Maletas. Eran viajeros. Puede que no fueran humanos. Cuernos, alas, seres de aspecto no humano y siluetas humanoides con ropas humildes… Pero todos allí parecían tener un propósito común: La puerta desde la que había oído llegar al tren vomitaba sus pasajeros uno tras otro, que se detenían a esperar su enlace o continuaban hacia su destino. Un destino que, como John podía comprender, dentro de su asombro, no era ningún destino humano. Porque aquellos cuernos, aquellas formas alienígenas… Era evidente: Aquel no era su mundo. Era el mundo de los espíritus.

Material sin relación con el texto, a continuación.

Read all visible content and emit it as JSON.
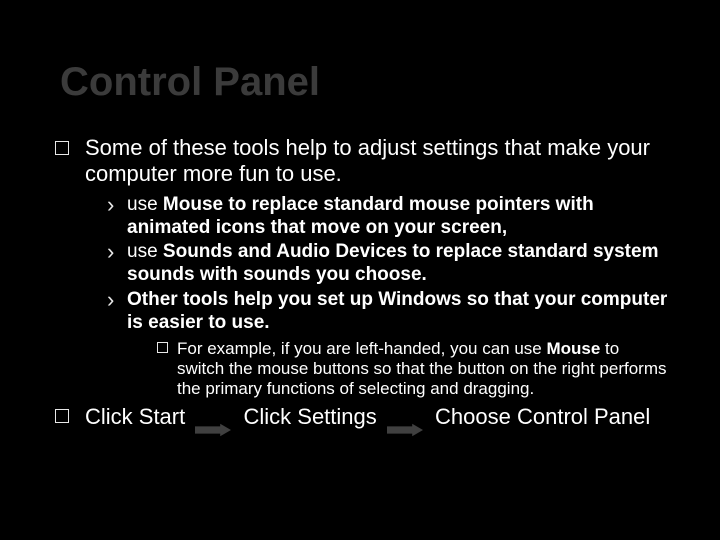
{
  "title": "Control Panel",
  "bullet1": "Some of these tools help to adjust settings that make your computer more fun to use.",
  "sub1_pre": "use ",
  "sub1_b": "Mouse to replace standard mouse pointers with animated icons that move on your screen,",
  "sub2_pre": "use ",
  "sub2_b": "Sounds and Audio Devices to replace standard system sounds with sounds you choose.",
  "sub3": "Other tools help you set up Windows so that your computer is easier to use.",
  "sub3a_pre": "For example, if you are left-handed, you can use ",
  "sub3a_b": "Mouse",
  "sub3a_post": " to switch the mouse buttons so that the button on the right performs the primary functions of selecting and dragging.",
  "step1": "Click Start",
  "step2": "Click Settings",
  "step3": "Choose Control Panel"
}
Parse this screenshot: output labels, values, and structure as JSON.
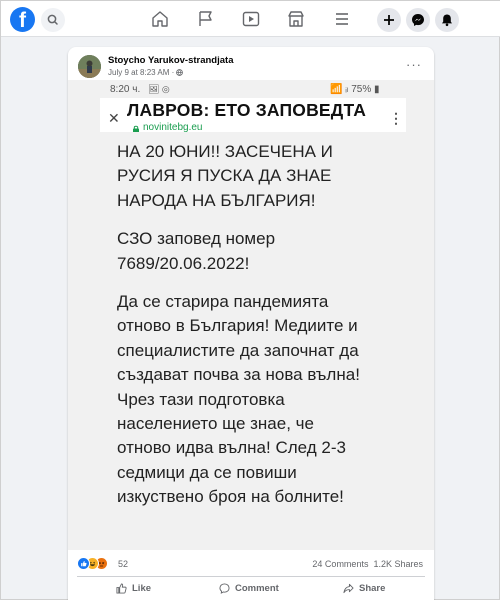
{
  "topbar": {
    "logo_letter": "f",
    "icons": [
      "search-icon",
      "home-icon",
      "flag-icon",
      "video-icon",
      "marketplace-icon",
      "menu-icon",
      "plus-icon",
      "messenger-icon",
      "notifications-icon"
    ]
  },
  "post": {
    "author": "Stoycho Yarukov-strandjata",
    "meta": "July 9 at 8:23 AM · ",
    "more": "···",
    "image": {
      "status_time": "8:20 ч.",
      "status_icons": "🖼 ◎",
      "status_right": "📶 ᵢₗ 75% ▮",
      "headline": "ЛАВРОВ: ЕТО ЗАПОВЕДТА",
      "url": "novinitebg.eu",
      "paragraphs": [
        [
          "НА 20 ЮНИ!! ЗАСЕЧЕНА И",
          "РУСИЯ Я ПУСКА ДА ЗНАЕ",
          "НАРОДА НА БЪЛГАРИЯ!"
        ],
        [
          "СЗО заповед номер",
          "7689/20.06.2022!"
        ],
        [
          "Да се старира пандемията",
          "отново в България! Медиите и",
          "специалистите да започнат да",
          "създават почва за нова вълна!",
          "Чрез тази подготовка",
          "населението ще знае, че",
          "отново идва вълна! След 2-3",
          "седмици да се повиши",
          "изкуствено броя на болните!"
        ]
      ]
    },
    "reactions": {
      "count": "52",
      "comments": "24 Comments",
      "shares": "1.2K Shares",
      "colors": {
        "like": "#1877f2",
        "haha": "#f7b125",
        "angry": "#e9710f"
      }
    },
    "actions": {
      "like": "Like",
      "comment": "Comment",
      "share": "Share"
    }
  }
}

Tratando de mantener la cabeza fría, intentando pensar en qué hacer, John se acurrucó en el banco, queriendo hacerse invisible. Aquel no era su lugar, eso lo sabía. Veía a los espíritus moverse a su alrededor. Caminar, saltar, arrastrarse, de mil formas, mil tipos distintos. Allí, un grupo de espíritus oveja, con grandes abrigos de lana e intrincados collares con campanitas, parloteando entre sí en un japonés con un acento demasiado cerrado y vigiladas por un espíritu de aspecto feroz y con uniforme verde caqui. Un grupo de seres insectoides pasó a su lado, y creyó que uno había fijado en él uno de sus muchos ojos, pero acto seguido volvió a su aperitivo azucarado y siguió su camino. La que sí lo vio fue una pequeña. De forma humana, aspecto infantil, la pequeña podría haber pasado por una niña de verdad de no haber sido por los dos cuernos en su frente, su único ojo en medio de su rostro verde y la cola que se agitaba tras ella. Le sonrió, divertida, y alargó la mano curiosa para decirle hola, pero su madre – suponiendo que aquella oni de tres metros fuera realmente su madre – dio un tirón y se perdieron de nuevo en la multitud.

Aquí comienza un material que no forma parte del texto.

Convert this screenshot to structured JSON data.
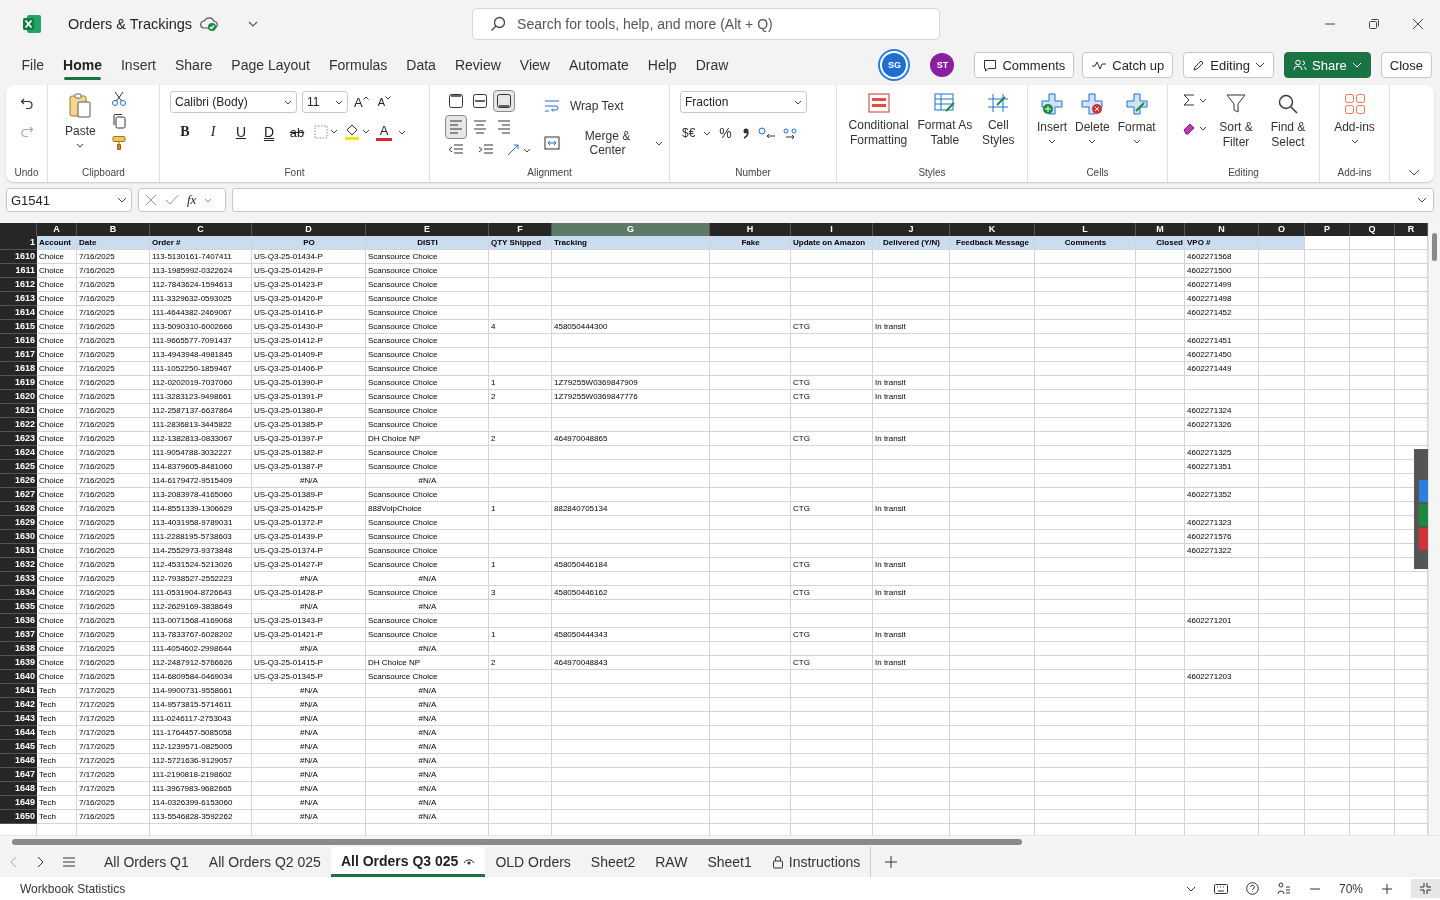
{
  "title_bar": {
    "title": "Orders & Trackings",
    "search_placeholder": "Search for tools, help, and more (Alt + Q)"
  },
  "menu": [
    {
      "label": "File",
      "selected": false
    },
    {
      "label": "Home",
      "selected": true
    },
    {
      "label": "Insert",
      "selected": false
    },
    {
      "label": "Share",
      "selected": false
    },
    {
      "label": "Page Layout",
      "selected": false
    },
    {
      "label": "Formulas",
      "selected": false
    },
    {
      "label": "Data",
      "selected": false
    },
    {
      "label": "Review",
      "selected": false
    },
    {
      "label": "View",
      "selected": false
    },
    {
      "label": "Automate",
      "selected": false
    },
    {
      "label": "Help",
      "selected": false
    },
    {
      "label": "Draw",
      "selected": false
    }
  ],
  "avatars": [
    {
      "initials": "SG",
      "color": "#1f6fd1"
    },
    {
      "initials": "ST",
      "color": "#8b1fa0"
    }
  ],
  "actions": {
    "comments": "Comments",
    "catch_up": "Catch up",
    "editing": "Editing",
    "share": "Share",
    "close": "Close"
  },
  "ribbon": {
    "undo": {
      "label": "Undo"
    },
    "clipboard": {
      "paste": "Paste",
      "label": "Clipboard"
    },
    "font": {
      "name": "Calibri (Body)",
      "size": "11",
      "grow": "A",
      "shrink": "A",
      "bold": "B",
      "italic": "I",
      "underline": "U",
      "double_underline": "D",
      "strikethrough": "ab",
      "color_letter": "A",
      "label": "Font"
    },
    "alignment": {
      "vertical_buttons": [
        {
          "selected": false
        },
        {
          "selected": false
        },
        {
          "selected": true
        }
      ],
      "horizontal_buttons": [
        {
          "selected": true
        },
        {
          "selected": false
        },
        {
          "selected": false
        }
      ],
      "wrap": "Wrap Text",
      "merge": "Merge & Center",
      "label": "Alignment"
    },
    "number": {
      "format": "Fraction",
      "currency": "$€",
      "percent": "%",
      "label": "Number"
    },
    "styles": {
      "conditional": "Conditional Formatting",
      "table": "Format As Table",
      "cell": "Cell Styles",
      "label": "Styles"
    },
    "cells": {
      "insert": "Insert",
      "delete": "Delete",
      "format": "Format",
      "label": "Cells"
    },
    "editing": {
      "sort": "Sort & Filter",
      "find": "Find & Select",
      "label": "Editing"
    },
    "addins": {
      "button": "Add-ins",
      "label": "Add-ins"
    }
  },
  "formula_bar": {
    "name_box": "G1541",
    "function_label": "fx"
  },
  "sheet": {
    "header_row_number": "1",
    "columns": [
      {
        "letter": "A",
        "heading": "Account",
        "selected": false
      },
      {
        "letter": "B",
        "heading": "Date",
        "selected": false
      },
      {
        "letter": "C",
        "heading": "Order #",
        "selected": false
      },
      {
        "letter": "D",
        "heading": "PO",
        "selected": false
      },
      {
        "letter": "E",
        "heading": "DISTI",
        "selected": false
      },
      {
        "letter": "F",
        "heading": "QTY Shipped",
        "selected": false
      },
      {
        "letter": "G",
        "heading": "Tracking",
        "selected": true
      },
      {
        "letter": "H",
        "heading": "Fake",
        "selected": false
      },
      {
        "letter": "I",
        "heading": "Update on Amazon",
        "selected": false
      },
      {
        "letter": "J",
        "heading": "Delivered (Y/N)",
        "selected": false
      },
      {
        "letter": "K",
        "heading": "Feedback Message",
        "selected": false
      },
      {
        "letter": "L",
        "heading": "Comments",
        "selected": false
      },
      {
        "letter": "M",
        "heading": "Closed",
        "selected": false
      },
      {
        "letter": "N",
        "heading": "VPO #",
        "selected": false
      },
      {
        "letter": "O",
        "selected": false
      },
      {
        "letter": "P",
        "selected": false
      },
      {
        "letter": "Q",
        "selected": false
      },
      {
        "letter": "R",
        "selected": false
      }
    ],
    "rows": [
      {
        "number": "1610",
        "lookup_error": false,
        "account": "Choice",
        "date": "7/16/2025",
        "order": "113-5130161-7407411",
        "po": "US-Q3-25-01434-P",
        "disti": "Scansource Choice",
        "vpo": "4602271568"
      },
      {
        "number": "1611",
        "lookup_error": false,
        "account": "Choice",
        "date": "7/16/2025",
        "order": "113-1985992-0322624",
        "po": "US-Q3-25-01429-P",
        "disti": "Scansource Choice",
        "vpo": "4602271500"
      },
      {
        "number": "1612",
        "lookup_error": false,
        "account": "Choice",
        "date": "7/16/2025",
        "order": "112-7843624-1594613",
        "po": "US-Q3-25-01423-P",
        "disti": "Scansource Choice",
        "vpo": "4602271499"
      },
      {
        "number": "1613",
        "lookup_error": false,
        "account": "Choice",
        "date": "7/16/2025",
        "order": "111-3329632-0593025",
        "po": "US-Q3-25-01420-P",
        "disti": "Scansource Choice",
        "vpo": "4602271498"
      },
      {
        "number": "1614",
        "lookup_error": false,
        "account": "Choice",
        "date": "7/16/2025",
        "order": "111-4644382-2469067",
        "po": "US-Q3-25-01416-P",
        "disti": "Scansource Choice",
        "vpo": "4602271452"
      },
      {
        "number": "1615",
        "lookup_error": false,
        "account": "Choice",
        "date": "7/16/2025",
        "order": "113-5090310-6002666",
        "po": "US-Q3-25-01430-P",
        "disti": "Scansource Choice",
        "qty": "4",
        "tracking": "458050444300",
        "update": "CTG",
        "delivered": "In transit"
      },
      {
        "number": "1616",
        "lookup_error": false,
        "account": "Choice",
        "date": "7/16/2025",
        "order": "111-9665577-7091437",
        "po": "US-Q3-25-01412-P",
        "disti": "Scansource Choice",
        "vpo": "4602271451"
      },
      {
        "number": "1617",
        "lookup_error": false,
        "account": "Choice",
        "date": "7/16/2025",
        "order": "113-4943948-4981845",
        "po": "US-Q3-25-01409-P",
        "disti": "Scansource Choice",
        "vpo": "4602271450"
      },
      {
        "number": "1618",
        "lookup_error": false,
        "account": "Choice",
        "date": "7/16/2025",
        "order": "111-1052250-1859467",
        "po": "US-Q3-25-01406-P",
        "disti": "Scansource Choice",
        "vpo": "4602271449"
      },
      {
        "number": "1619",
        "lookup_error": false,
        "account": "Choice",
        "date": "7/16/2025",
        "order": "112-0202019-7037060",
        "po": "US-Q3-25-01390-P",
        "disti": "Scansource Choice",
        "qty": "1",
        "tracking": "1Z79255W0369847909",
        "update": "CTG",
        "delivered": "In transit"
      },
      {
        "number": "1620",
        "lookup_error": false,
        "account": "Choice",
        "date": "7/16/2025",
        "order": "111-3283123-9498661",
        "po": "US-Q3-25-01391-P",
        "disti": "Scansource Choice",
        "qty": "2",
        "tracking": "1Z79255W0369847776",
        "update": "CTG",
        "delivered": "In transit"
      },
      {
        "number": "1621",
        "lookup_error": false,
        "account": "Choice",
        "date": "7/16/2025",
        "order": "112-2587137-6637864",
        "po": "US-Q3-25-01380-P",
        "disti": "Scansource Choice",
        "vpo": "4602271324"
      },
      {
        "number": "1622",
        "lookup_error": false,
        "account": "Choice",
        "date": "7/16/2025",
        "order": "111-2836813-3445822",
        "po": "US-Q3-25-01385-P",
        "disti": "Scansource Choice",
        "vpo": "4602271326"
      },
      {
        "number": "1623",
        "lookup_error": false,
        "account": "Choice",
        "date": "7/16/2025",
        "order": "112-1382813-0833067",
        "po": "US-Q3-25-01397-P",
        "disti": "DH Choice NP",
        "qty": "2",
        "tracking": "464970048865",
        "update": "CTG",
        "delivered": "In transit"
      },
      {
        "number": "1624",
        "lookup_error": false,
        "account": "Choice",
        "date": "7/16/2025",
        "order": "111-9054788-3032227",
        "po": "US-Q3-25-01382-P",
        "disti": "Scansource Choice",
        "vpo": "4602271325"
      },
      {
        "number": "1625",
        "lookup_error": false,
        "account": "Choice",
        "date": "7/16/2025",
        "order": "114-8379605-8481060",
        "po": "US-Q3-25-01387-P",
        "disti": "Scansource Choice",
        "vpo": "4602271351"
      },
      {
        "number": "1626",
        "lookup_error": true,
        "account": "Choice",
        "date": "7/16/2025",
        "order": "114-6179472-9515409",
        "po": "#N/A",
        "disti": "#N/A"
      },
      {
        "number": "1627",
        "lookup_error": false,
        "account": "Choice",
        "date": "7/16/2025",
        "order": "113-2083978-4165060",
        "po": "US-Q3-25-01389-P",
        "disti": "Scansource Choice",
        "vpo": "4602271352"
      },
      {
        "number": "1628",
        "lookup_error": false,
        "account": "Choice",
        "date": "7/16/2025",
        "order": "114-8551339-1306629",
        "po": "US-Q3-25-01425-P",
        "disti": "888VoipChoice",
        "qty": "1",
        "tracking": "882840705134",
        "update": "CTG",
        "delivered": "In transit"
      },
      {
        "number": "1629",
        "lookup_error": false,
        "account": "Choice",
        "date": "7/16/2025",
        "order": "113-4031958-9789031",
        "po": "US-Q3-25-01372-P",
        "disti": "Scansource Choice",
        "vpo": "4602271323"
      },
      {
        "number": "1630",
        "lookup_error": false,
        "account": "Choice",
        "date": "7/16/2025",
        "order": "111-2288195-5738603",
        "po": "US-Q3-25-01439-P",
        "disti": "Scansource Choice",
        "vpo": "4602271576"
      },
      {
        "number": "1631",
        "lookup_error": false,
        "account": "Choice",
        "date": "7/16/2025",
        "order": "114-2552973-9373848",
        "po": "US-Q3-25-01374-P",
        "disti": "Scansource Choice",
        "vpo": "4602271322"
      },
      {
        "number": "1632",
        "lookup_error": false,
        "account": "Choice",
        "date": "7/16/2025",
        "order": "112-4531524-5213026",
        "po": "US-Q3-25-01427-P",
        "disti": "Scansource Choice",
        "qty": "1",
        "tracking": "458050446184",
        "update": "CTG",
        "delivered": "In transit"
      },
      {
        "number": "1633",
        "lookup_error": true,
        "account": "Choice",
        "date": "7/16/2025",
        "order": "112-7938527-2552223",
        "po": "#N/A",
        "disti": "#N/A"
      },
      {
        "number": "1634",
        "lookup_error": false,
        "account": "Choice",
        "date": "7/16/2025",
        "order": "111-0531904-8726643",
        "po": "US-Q3-25-01428-P",
        "disti": "Scansource Choice",
        "qty": "3",
        "tracking": "458050446162",
        "update": "CTG",
        "delivered": "In transit"
      },
      {
        "number": "1635",
        "lookup_error": true,
        "account": "Choice",
        "date": "7/16/2025",
        "order": "112-2629169-3838649",
        "po": "#N/A",
        "disti": "#N/A"
      },
      {
        "number": "1636",
        "lookup_error": false,
        "account": "Choice",
        "date": "7/16/2025",
        "order": "113-0071568-4169068",
        "po": "US-Q3-25-01343-P",
        "disti": "Scansource Choice",
        "vpo": "4602271201"
      },
      {
        "number": "1637",
        "lookup_error": false,
        "account": "Choice",
        "date": "7/16/2025",
        "order": "113-7833767-6028202",
        "po": "US-Q3-25-01421-P",
        "disti": "Scansource Choice",
        "qty": "1",
        "tracking": "458050444343",
        "update": "CTG",
        "delivered": "In transit"
      },
      {
        "number": "1638",
        "lookup_error": true,
        "account": "Choice",
        "date": "7/16/2025",
        "order": "111-4054602-2998644",
        "po": "#N/A",
        "disti": "#N/A"
      },
      {
        "number": "1639",
        "lookup_error": false,
        "account": "Choice",
        "date": "7/16/2025",
        "order": "112-2487912-5766626",
        "po": "US-Q3-25-01415-P",
        "disti": "DH Choice NP",
        "qty": "2",
        "tracking": "464970048843",
        "update": "CTG",
        "delivered": "In transit"
      },
      {
        "number": "1640",
        "lookup_error": false,
        "account": "Choice",
        "date": "7/16/2025",
        "order": "114-6809584-0469034",
        "po": "US-Q3-25-01345-P",
        "disti": "Scansource Choice",
        "vpo": "4602271203"
      },
      {
        "number": "1641",
        "lookup_error": true,
        "account": "Tech",
        "date": "7/17/2025",
        "order": "114-9900731-9558661",
        "po": "#N/A",
        "disti": "#N/A"
      },
      {
        "number": "1642",
        "lookup_error": true,
        "account": "Tech",
        "date": "7/17/2025",
        "order": "114-9573815-5714611",
        "po": "#N/A",
        "disti": "#N/A"
      },
      {
        "number": "1643",
        "lookup_error": true,
        "account": "Tech",
        "date": "7/17/2025",
        "order": "111-0246117-2753043",
        "po": "#N/A",
        "disti": "#N/A"
      },
      {
        "number": "1644",
        "lookup_error": true,
        "account": "Tech",
        "date": "7/17/2025",
        "order": "111-1764457-5085058",
        "po": "#N/A",
        "disti": "#N/A"
      },
      {
        "number": "1645",
        "lookup_error": true,
        "account": "Tech",
        "date": "7/17/2025",
        "order": "112-1239571-0825005",
        "po": "#N/A",
        "disti": "#N/A"
      },
      {
        "number": "1646",
        "lookup_error": true,
        "account": "Tech",
        "date": "7/17/2025",
        "order": "112-5721636-9129057",
        "po": "#N/A",
        "disti": "#N/A"
      },
      {
        "number": "1647",
        "lookup_error": true,
        "account": "Tech",
        "date": "7/17/2025",
        "order": "111-2190818-2198602",
        "po": "#N/A",
        "disti": "#N/A"
      },
      {
        "number": "1648",
        "lookup_error": true,
        "account": "Tech",
        "date": "7/17/2025",
        "order": "111-3967983-9682665",
        "po": "#N/A",
        "disti": "#N/A"
      },
      {
        "number": "1649",
        "lookup_error": true,
        "account": "Tech",
        "date": "7/16/2025",
        "order": "114-0326399-6153060",
        "po": "#N/A",
        "disti": "#N/A"
      },
      {
        "number": "1650",
        "lookup_error": true,
        "account": "Tech",
        "date": "7/16/2025",
        "order": "113-5546828-3592262",
        "po": "#N/A",
        "disti": "#N/A"
      }
    ]
  },
  "sheet_tabs": [
    {
      "label": "All Orders Q1",
      "selected": false,
      "kind": "sheet"
    },
    {
      "label": "All Orders Q2 025",
      "selected": false,
      "kind": "sheet"
    },
    {
      "label": "All Orders Q3 025",
      "selected": true,
      "kind": "viewed"
    },
    {
      "label": "OLD Orders",
      "selected": false,
      "kind": "sheet"
    },
    {
      "label": "Sheet2",
      "selected": false,
      "kind": "sheet"
    },
    {
      "label": "RAW",
      "selected": false,
      "kind": "sheet"
    },
    {
      "label": "Sheet1",
      "selected": false,
      "kind": "sheet"
    },
    {
      "label": "Instructions",
      "selected": false,
      "kind": "protected"
    }
  ],
  "status_bar": {
    "statistics": "Workbook Statistics",
    "zoom": "70%"
  }
}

¿Qué hacer? ¿A dónde ir? Algo le decía a John que volver por donde había venido no sería una opción. Ahora estaba allí, había entrado a aquel mundo, y aunque era un mundo terrorífico y que le daba miedo, sabía que al otro lado de aquel edificio sólo le esperaban recuerdos amargos y malentendidos. Y aquella estación… Puede que no perteneciera aún a aquel mundo, pero era evidente que debía dejar el otro atrás.

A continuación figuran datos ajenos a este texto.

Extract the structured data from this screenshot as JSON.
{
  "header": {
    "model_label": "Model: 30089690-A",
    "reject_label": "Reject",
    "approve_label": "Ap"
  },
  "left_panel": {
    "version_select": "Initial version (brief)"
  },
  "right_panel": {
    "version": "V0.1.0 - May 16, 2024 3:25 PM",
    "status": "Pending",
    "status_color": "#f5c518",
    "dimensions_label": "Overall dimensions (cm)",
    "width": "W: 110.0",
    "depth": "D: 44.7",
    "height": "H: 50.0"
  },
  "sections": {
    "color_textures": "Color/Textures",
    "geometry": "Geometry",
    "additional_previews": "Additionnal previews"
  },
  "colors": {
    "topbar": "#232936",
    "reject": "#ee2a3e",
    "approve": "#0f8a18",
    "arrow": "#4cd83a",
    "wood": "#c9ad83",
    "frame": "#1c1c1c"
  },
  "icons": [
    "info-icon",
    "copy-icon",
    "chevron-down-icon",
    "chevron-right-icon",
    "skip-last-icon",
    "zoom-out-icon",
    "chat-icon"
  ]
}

“¡Por aquí, señoritas!” Los espíritus ovinos se habían detenido cerca de él, mirando a sus alrededores con aquellas pupilas cuadradas y parloteando agitadas en sus abrigos de lana, cuando el guardia llamó su atención. “¡Vamos, vamos, a la salida!”, ladraba. “Escuchad, antes de partir hacia nuestro destino, haremos una parada”. Cuando pasó junto a él, hablándoles a los espíritus lanudos, John se quiso hacer invisible en su chubasquero. “El trayecto es largo, así que antes pasaremos por la zona de restaurantes, ¿De acuerdo? ¡Vamos! No quiero que ninguna se pierda”. Se pusieron en marcha, pero aquello había sido suficiente para John, que ahora tenía dos cosas muy claras:
La primera, que aquellos espíritus se dirigían a la zona adecuada para ello. Y, la segunda, que tenía mucha, mucha hambre. Así que se puso la capucha, para evitar ser identificado, confió en que el olor a lluvia en su abrigo enmascarara su aroma a humano, y se dispuso a seguir al rebaño.